Louise Erdrich, The Sentence
What I’m coming to understand about Erdrich’s novels—at least the most recent ones—is that while she masterfully moves a narrative along, plot is nearly irrelevant. Each story she tells is a chance to inhabit a world of wonderfully winsome, idiosyncratic characters who keep reaching for the stuff of life, even when it’s placed on a high shelf. Here, a ghost story becomes a deep dive into native identity, family ties, George Floyd and COVID, and the wonderful consolation of books—all in the company of characters I hated to leave.
Charlotte McConaghy, Once There Were Wolves
McConaghy follows her superb Migrations with this near-perfect novel about a scientist who confronts the wildness without and within while reintroducing wolves to a particular piece of the Scottish landscape. So many writers hope to tackle ideas of commitment and covenant, our human animal instincts and the places they cross ways; McConaghy actually creates soulful prose here, asking important questions while foregoing the easy answers.
Jon McGregor, Lean Fall Stand
McGregor’s latest opens with a storm of inner monologue and intermittent detail that mimics the whiteout conditions which turn a research mission into an Antarctic disaster. The book becomes a tighter, more painstaking treatise on caregiving in the accident’s aftermath. Lean Fall Stand miraculously coheres, as we feel our way alongside the characters in each section, proving that McGregor is truly one of our modern masters.
Anna North, Outlawed
North’s delightfully subversive Western revolves around characters often forsaken by the genre: women and non-binary wranglers aiming to right social and economic wrongs with “Young Guns” fervor. North’s writing engrosses the reader as it reminds us to look for the very real presences that our narratives too often excise or erase.
Todd Robert Petersen, Picnic in the Ruins
Is it possible to balance nuanced consideration of cultural appropriation, the tense thrills of a heist narrative and the earthy. scene-setting necessary to ground a wide-open desert adventure? It is if you’re Todd Robert Petersen, who owns and applies his Coen Brothers-esque touch here. Petersen’s fiction manages to be wry and humane, uptempo yet rooted—and that wonderful confluence makes Picnic in the Ruins sing.
Shawn Smucker, The Weight of Memory
Smucker writes some of the most empathetic fiction on contemporary shelves; he continues his graceful work here with the story of a dying grandfather hoping that you can go home again—as he combs his hometown for a suitable caretaker for his precocious granddaughter. Upon their arrival, the supernatural and hyperrealistic collide, leading to a story that lingers even as you can’t find the next page fast enough.
Willy Vlautin, The Night Always Comes
Vlautin regularly supplies a Pacific Northwesterner’s take on the gritty, askew fiction we’ve come to expect from the American South.

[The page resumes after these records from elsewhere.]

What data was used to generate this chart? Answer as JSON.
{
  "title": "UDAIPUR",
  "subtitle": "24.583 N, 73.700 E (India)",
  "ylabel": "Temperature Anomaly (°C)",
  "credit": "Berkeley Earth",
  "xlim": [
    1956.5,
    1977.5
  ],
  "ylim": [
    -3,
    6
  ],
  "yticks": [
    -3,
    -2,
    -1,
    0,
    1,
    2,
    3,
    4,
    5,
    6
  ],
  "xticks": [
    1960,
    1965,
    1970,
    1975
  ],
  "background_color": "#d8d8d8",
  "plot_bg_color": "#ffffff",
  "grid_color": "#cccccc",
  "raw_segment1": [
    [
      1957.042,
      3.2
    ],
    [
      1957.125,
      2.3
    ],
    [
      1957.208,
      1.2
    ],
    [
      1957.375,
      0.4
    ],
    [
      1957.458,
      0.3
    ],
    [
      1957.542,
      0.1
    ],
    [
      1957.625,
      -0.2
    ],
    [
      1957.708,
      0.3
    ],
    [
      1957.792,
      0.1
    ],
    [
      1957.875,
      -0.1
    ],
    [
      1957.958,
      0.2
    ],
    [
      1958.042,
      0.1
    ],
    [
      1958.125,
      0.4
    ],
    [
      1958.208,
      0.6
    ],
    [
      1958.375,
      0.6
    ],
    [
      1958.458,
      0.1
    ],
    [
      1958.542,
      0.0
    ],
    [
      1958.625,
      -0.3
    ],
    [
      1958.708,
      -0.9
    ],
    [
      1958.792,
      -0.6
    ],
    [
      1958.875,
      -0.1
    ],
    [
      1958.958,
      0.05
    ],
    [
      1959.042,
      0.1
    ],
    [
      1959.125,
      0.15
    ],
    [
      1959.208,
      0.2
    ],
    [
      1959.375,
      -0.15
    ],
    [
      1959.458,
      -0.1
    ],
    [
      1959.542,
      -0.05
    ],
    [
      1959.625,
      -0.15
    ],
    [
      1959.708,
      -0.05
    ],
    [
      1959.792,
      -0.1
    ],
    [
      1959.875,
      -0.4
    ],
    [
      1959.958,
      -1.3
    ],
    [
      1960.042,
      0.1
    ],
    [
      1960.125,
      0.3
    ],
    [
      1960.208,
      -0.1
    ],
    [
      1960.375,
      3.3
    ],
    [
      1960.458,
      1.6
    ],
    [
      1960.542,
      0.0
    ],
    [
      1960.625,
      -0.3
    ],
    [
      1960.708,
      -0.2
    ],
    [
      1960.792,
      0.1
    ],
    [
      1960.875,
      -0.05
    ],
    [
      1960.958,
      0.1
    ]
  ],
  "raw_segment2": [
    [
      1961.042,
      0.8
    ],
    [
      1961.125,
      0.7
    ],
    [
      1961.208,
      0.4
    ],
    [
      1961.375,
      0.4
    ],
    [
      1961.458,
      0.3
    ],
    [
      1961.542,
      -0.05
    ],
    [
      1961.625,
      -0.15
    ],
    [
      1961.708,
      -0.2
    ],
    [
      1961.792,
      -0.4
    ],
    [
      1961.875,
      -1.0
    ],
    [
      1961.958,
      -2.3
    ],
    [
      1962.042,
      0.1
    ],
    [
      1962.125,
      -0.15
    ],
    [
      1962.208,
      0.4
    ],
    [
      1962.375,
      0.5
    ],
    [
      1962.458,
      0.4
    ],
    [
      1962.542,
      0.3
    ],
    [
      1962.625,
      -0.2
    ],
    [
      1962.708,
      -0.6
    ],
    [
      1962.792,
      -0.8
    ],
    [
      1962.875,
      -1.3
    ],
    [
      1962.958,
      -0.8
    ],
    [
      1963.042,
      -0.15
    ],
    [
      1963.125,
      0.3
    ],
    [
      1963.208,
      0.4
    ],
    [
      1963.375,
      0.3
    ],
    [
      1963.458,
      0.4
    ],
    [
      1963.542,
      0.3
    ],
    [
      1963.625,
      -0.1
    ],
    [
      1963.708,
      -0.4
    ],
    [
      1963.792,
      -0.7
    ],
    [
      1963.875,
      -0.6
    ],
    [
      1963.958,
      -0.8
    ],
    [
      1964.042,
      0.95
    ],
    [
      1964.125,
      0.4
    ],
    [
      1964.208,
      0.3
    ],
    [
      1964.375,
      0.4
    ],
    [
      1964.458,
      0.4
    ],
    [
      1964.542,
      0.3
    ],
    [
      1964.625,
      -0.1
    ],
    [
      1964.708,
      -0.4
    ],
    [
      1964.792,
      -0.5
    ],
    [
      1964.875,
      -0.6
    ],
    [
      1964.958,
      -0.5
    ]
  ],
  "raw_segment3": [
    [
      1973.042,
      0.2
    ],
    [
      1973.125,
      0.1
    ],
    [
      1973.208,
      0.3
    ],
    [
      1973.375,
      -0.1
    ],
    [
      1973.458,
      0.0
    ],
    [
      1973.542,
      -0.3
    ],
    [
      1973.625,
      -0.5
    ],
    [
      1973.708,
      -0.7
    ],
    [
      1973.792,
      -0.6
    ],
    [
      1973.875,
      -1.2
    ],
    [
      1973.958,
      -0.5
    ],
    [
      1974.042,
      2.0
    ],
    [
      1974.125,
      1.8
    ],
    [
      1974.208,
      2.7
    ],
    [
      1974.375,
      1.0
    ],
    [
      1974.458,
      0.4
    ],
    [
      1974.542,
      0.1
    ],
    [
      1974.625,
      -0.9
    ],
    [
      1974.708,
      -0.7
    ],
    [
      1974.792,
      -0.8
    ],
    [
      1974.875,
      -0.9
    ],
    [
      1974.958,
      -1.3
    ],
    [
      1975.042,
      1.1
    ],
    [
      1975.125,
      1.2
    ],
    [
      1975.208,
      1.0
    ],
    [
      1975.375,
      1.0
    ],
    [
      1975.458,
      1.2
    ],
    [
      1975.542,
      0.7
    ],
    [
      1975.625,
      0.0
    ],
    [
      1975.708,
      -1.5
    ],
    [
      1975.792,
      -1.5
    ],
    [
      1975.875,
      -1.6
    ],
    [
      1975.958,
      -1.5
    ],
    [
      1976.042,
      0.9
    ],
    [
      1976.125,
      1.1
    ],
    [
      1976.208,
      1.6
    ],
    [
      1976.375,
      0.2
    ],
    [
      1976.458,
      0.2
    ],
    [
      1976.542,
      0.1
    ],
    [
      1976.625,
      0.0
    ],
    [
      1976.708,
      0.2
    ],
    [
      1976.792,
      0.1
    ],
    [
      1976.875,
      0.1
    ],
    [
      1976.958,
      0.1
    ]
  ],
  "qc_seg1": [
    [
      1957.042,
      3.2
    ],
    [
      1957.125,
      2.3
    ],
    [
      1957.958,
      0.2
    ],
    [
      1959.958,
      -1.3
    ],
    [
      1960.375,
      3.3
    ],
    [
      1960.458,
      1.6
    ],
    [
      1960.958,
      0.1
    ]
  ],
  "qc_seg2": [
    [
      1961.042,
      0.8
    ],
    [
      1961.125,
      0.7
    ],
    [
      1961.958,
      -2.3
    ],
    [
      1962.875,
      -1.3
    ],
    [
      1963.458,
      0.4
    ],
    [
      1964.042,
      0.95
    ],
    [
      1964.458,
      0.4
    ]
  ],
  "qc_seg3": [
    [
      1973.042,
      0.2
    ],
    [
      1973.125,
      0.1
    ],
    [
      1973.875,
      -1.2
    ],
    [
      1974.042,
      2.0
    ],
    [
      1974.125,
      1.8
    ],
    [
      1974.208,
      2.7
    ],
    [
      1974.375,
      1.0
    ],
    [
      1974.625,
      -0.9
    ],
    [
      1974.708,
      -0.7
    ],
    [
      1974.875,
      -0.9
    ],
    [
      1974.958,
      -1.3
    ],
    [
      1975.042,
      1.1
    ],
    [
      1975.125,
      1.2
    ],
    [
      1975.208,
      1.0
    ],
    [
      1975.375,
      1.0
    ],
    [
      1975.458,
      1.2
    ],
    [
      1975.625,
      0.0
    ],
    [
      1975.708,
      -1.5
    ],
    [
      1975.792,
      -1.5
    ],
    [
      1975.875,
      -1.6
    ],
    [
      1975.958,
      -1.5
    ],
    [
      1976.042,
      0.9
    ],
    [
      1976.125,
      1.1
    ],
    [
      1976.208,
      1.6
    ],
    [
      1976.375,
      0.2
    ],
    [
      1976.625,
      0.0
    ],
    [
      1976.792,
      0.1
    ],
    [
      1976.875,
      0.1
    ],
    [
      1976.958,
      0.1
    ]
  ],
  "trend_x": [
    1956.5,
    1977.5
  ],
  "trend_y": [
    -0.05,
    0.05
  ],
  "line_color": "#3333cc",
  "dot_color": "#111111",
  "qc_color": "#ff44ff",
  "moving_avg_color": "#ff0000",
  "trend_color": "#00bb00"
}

The gray areas of the region come through in this one, which revolves around Lynette, a character who will piss you off, stress you out and make you fall in love. Trying to right an almost innumerable number of wrongs in a couple days’ time, Lynette butts against gentrification, family dysfunction, mental illness and her own sins in a way that feels bleak yet remarkably familiar.

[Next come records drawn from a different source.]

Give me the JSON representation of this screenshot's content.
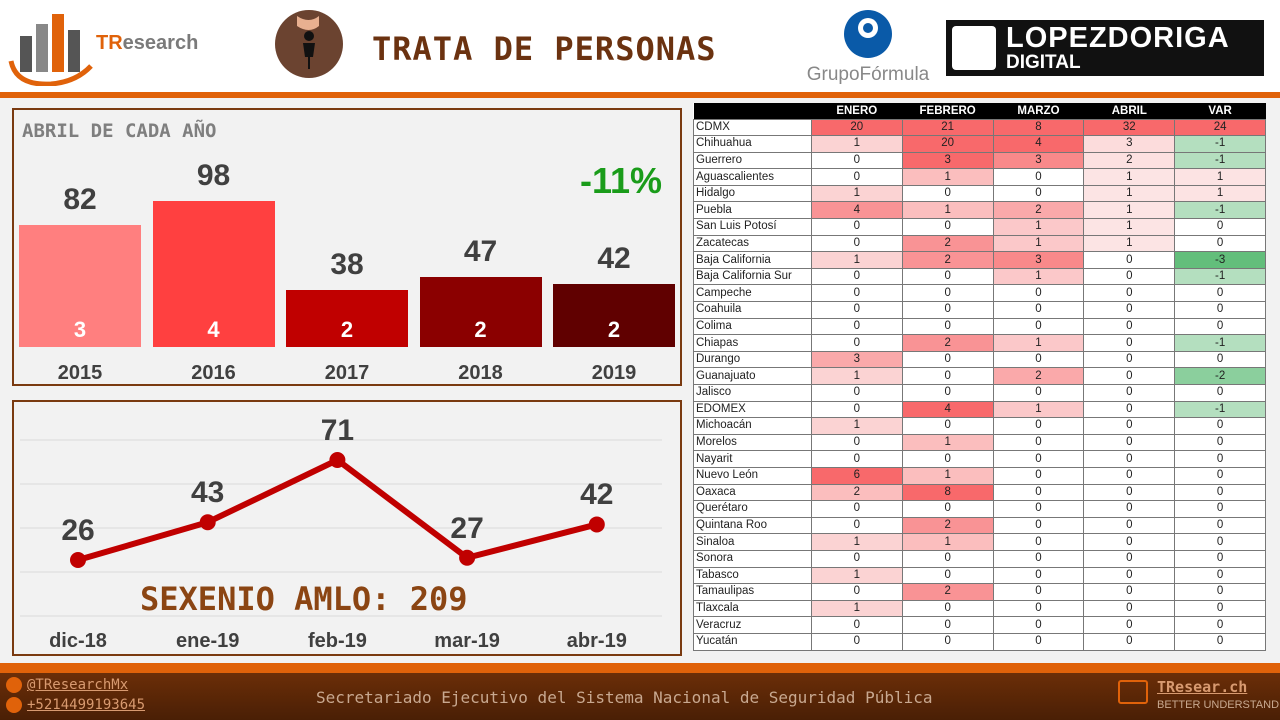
{
  "header": {
    "brand": "TResearch",
    "brand_prefix": "TR",
    "brand_rest": "esearch",
    "title": "TRATA DE PERSONAS",
    "partner1": "GrupoFórmula",
    "partner2_line1": "LOPEZDORIGA",
    "partner2_line2": "DIGITAL"
  },
  "colors": {
    "accent": "#e0620a",
    "title": "#6b3210",
    "positive": "#1a9c1a"
  },
  "chart_data": [
    {
      "type": "bar",
      "title": "ABRIL DE CADA AÑO",
      "categories": [
        "2015",
        "2016",
        "2017",
        "2018",
        "2019"
      ],
      "values": [
        82,
        98,
        38,
        47,
        42
      ],
      "inner_labels": [
        "3",
        "4",
        "2",
        "2",
        "2"
      ],
      "colors": [
        "#ff7f7f",
        "#ff4040",
        "#c00000",
        "#8b0000",
        "#600000"
      ],
      "annotation": "-11%",
      "ylim": [
        0,
        100
      ]
    },
    {
      "type": "line",
      "categories": [
        "dic-18",
        "ene-19",
        "feb-19",
        "mar-19",
        "abr-19"
      ],
      "values": [
        26,
        43,
        71,
        27,
        42
      ],
      "color": "#c00000",
      "grid": true,
      "annotation": "SEXENIO AMLO: 209"
    }
  ],
  "table": {
    "headers": [
      "",
      "ENERO",
      "FEBRERO",
      "MARZO",
      "ABRIL",
      "VAR"
    ],
    "rows": [
      [
        "CDMX",
        20,
        21,
        8,
        32,
        24
      ],
      [
        "Chihuahua",
        1,
        20,
        4,
        3,
        -1
      ],
      [
        "Guerrero",
        0,
        3,
        3,
        2,
        -1
      ],
      [
        "Aguascalientes",
        0,
        1,
        0,
        1,
        1
      ],
      [
        "Hidalgo",
        1,
        0,
        0,
        1,
        1
      ],
      [
        "Puebla",
        4,
        1,
        2,
        1,
        -1
      ],
      [
        "San Luis Potosí",
        0,
        0,
        1,
        1,
        0
      ],
      [
        "Zacatecas",
        0,
        2,
        1,
        1,
        0
      ],
      [
        "Baja California",
        1,
        2,
        3,
        0,
        -3
      ],
      [
        "Baja California Sur",
        0,
        0,
        1,
        0,
        -1
      ],
      [
        "Campeche",
        0,
        0,
        0,
        0,
        0
      ],
      [
        "Coahuila",
        0,
        0,
        0,
        0,
        0
      ],
      [
        "Colima",
        0,
        0,
        0,
        0,
        0
      ],
      [
        "Chiapas",
        0,
        2,
        1,
        0,
        -1
      ],
      [
        "Durango",
        3,
        0,
        0,
        0,
        0
      ],
      [
        "Guanajuato",
        1,
        0,
        2,
        0,
        -2
      ],
      [
        "Jalisco",
        0,
        0,
        0,
        0,
        0
      ],
      [
        "EDOMEX",
        0,
        4,
        1,
        0,
        -1
      ],
      [
        "Michoacán",
        1,
        0,
        0,
        0,
        0
      ],
      [
        "Morelos",
        0,
        1,
        0,
        0,
        0
      ],
      [
        "Nayarit",
        0,
        0,
        0,
        0,
        0
      ],
      [
        "Nuevo León",
        6,
        1,
        0,
        0,
        0
      ],
      [
        "Oaxaca",
        2,
        8,
        0,
        0,
        0
      ],
      [
        "Querétaro",
        0,
        0,
        0,
        0,
        0
      ],
      [
        "Quintana Roo",
        0,
        2,
        0,
        0,
        0
      ],
      [
        "Sinaloa",
        1,
        1,
        0,
        0,
        0
      ],
      [
        "Sonora",
        0,
        0,
        0,
        0,
        0
      ],
      [
        "Tabasco",
        1,
        0,
        0,
        0,
        0
      ],
      [
        "Tamaulipas",
        0,
        2,
        0,
        0,
        0
      ],
      [
        "Tlaxcala",
        1,
        0,
        0,
        0,
        0
      ],
      [
        "Veracruz",
        0,
        0,
        0,
        0,
        0
      ],
      [
        "Yucatán",
        0,
        0,
        0,
        0,
        0
      ]
    ]
  },
  "footer": {
    "twitter": "@TResearchMx",
    "phone": "+5214499193645",
    "source": "Secretariado Ejecutivo del Sistema Nacional de Seguridad Pública",
    "site": "TResear.ch",
    "tagline": "BETTER UNDERSTAND"
  }
}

Colson Whitehead, Harlem Shuffle
What’s left to say about Colson Whitehead’s greatness? Here, he handles elements so many authors have touched—organized crime, the pressures of family and upward mobility, the architecture of mid-century American history—and writes them in a way no other writer could. Harlem Shuffle feels like a great Marvin Gaye or Sam Cooke album: breezy along the surface, currents of tension beneath. And it lands on an absolutely perfect final sentence, one worth reading the whole book to savor.